Which of the following statements are false? All of the following sets are subsets of positive integers.
$A = \{x\mid x\ \text{is divisible by 2}\} \\ B = \{x\mid x\ \text{is divisible by 4}\} \\ C = \{x\mid x\ \text{is divisible by 6}\}$
Below you will find what I think are the answers.
Two of the following six statements (A - F) are false. What statements are false?:
A. $A \subset B$ true my reasoning: A is a true subset to B, so A is not equal to B.
B. $C \subset A$ true my reasoning: C is a true subset to B, so C is not equal to B
C. $B \setminus A = \emptyset$ FALSE  my reasoning: this almost means "everything in B belongs to A"

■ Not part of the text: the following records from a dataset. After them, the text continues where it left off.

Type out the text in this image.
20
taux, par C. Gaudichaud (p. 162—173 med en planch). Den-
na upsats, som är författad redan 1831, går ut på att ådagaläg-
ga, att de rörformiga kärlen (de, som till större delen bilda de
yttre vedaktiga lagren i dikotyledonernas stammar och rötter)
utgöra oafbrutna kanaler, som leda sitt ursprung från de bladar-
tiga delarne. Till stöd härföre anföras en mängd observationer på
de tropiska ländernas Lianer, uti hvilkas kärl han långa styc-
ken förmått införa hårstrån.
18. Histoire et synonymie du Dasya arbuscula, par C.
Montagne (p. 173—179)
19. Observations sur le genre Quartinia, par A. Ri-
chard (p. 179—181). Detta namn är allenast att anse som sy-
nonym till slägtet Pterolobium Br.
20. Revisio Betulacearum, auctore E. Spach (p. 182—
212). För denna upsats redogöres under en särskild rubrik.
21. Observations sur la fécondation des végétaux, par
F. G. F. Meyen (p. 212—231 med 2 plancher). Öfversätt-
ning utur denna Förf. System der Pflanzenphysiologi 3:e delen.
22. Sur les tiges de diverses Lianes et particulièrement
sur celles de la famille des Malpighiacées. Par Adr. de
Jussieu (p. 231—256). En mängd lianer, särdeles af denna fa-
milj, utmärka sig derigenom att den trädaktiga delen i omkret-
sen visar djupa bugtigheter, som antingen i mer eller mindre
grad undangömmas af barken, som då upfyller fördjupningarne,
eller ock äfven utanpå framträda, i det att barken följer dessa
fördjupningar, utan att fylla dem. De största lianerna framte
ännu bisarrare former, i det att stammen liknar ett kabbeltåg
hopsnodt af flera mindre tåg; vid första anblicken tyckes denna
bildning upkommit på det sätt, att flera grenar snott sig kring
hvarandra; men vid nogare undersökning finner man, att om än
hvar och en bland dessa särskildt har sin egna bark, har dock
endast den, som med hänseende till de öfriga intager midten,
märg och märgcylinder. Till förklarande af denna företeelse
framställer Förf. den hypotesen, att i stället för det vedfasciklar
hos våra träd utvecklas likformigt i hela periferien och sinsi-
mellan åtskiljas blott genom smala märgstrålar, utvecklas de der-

D. $A \cap B = B$ true my reasoning: the elements in A and B are the same as the elements in B, in A and B they are all multiples of 2, which they are in B as well.
E. $C \setminus B = \emptyset$ FALSE my reasoning: it means that all the elements in C are in B; in B they are multiples of 4, whilst in C they are multiples of 2 and 3, thus not true.
F. $B \cap C = \{x\mid x\ \text{is divisible by 12}\}$ true
Are my answers correct or not? If not, what are the correct answers, and why?
 A: Hint:
Try writing out what each of $A,B,C$ look like explicitly.
$A = \{x~:~x~\text{is a positive integer divisible by 2}\} = \{2,4,6,8,10,12,\dots\}$
$B = \{x~:~x~\text{is a positive integer divisible by 4}\} = \{4,8,12,16,\dots\}$
$C = \{x~:~x~\text{is a positive integer divisible by 6}\} = \{6,12,18,24,\dots\}$
Remember also the definition of each of the symbols:

$A\subset B \Leftrightarrow (x\in A\Rightarrow x\in B)$
$x\in (B\setminus A)\Leftrightarrow (x\in B\wedge x\notin A)$
$x\in (A\cap B)\Leftrightarrow (x\in A \wedge x\in B)$


For the first statement $A\subset B$, this will be true if everything in $A$ is also in $B$.  It will not be true if there is something in $A$ that is not in $B$.  (I.e. is it true that every multiple of 2 is also a multiple of 4?  Is 6 a multiple of 4?)
For the later statement, try proving the following statement:
$$E\subset F \Leftrightarrow E\cap F = E$$
and the similar statement for additional practice:
$$E\subset F \Leftrightarrow E\cup F = F$$
A: Let's just look at the first one.  Unfortunately you got that one wrong.
$A\subset B$ means that every $x\in A$ must also satisfy $x\in B$.  That is, every $x$ that is a multiple of $2$ is also a multiple of $4$.  This is false; for example, consider $2$ itself.  $2\in A$ but $2\notin B$.  Hence $A\not\subset B$.
The general principle in solving such problems is to consider the elements of the sets.  They have properties, which are given as the defining properties of the sets.
A: B is a true subset of A: All integers divisible by 4 are also divisible by 2 but not the other way around.
C is a true subset to A as anything that is divisible by 6 must also be divisible by 2
As B is a subset of A, B without A is the empty set.
D: your answer is correct
E: your answer is correct
F: your answer is correct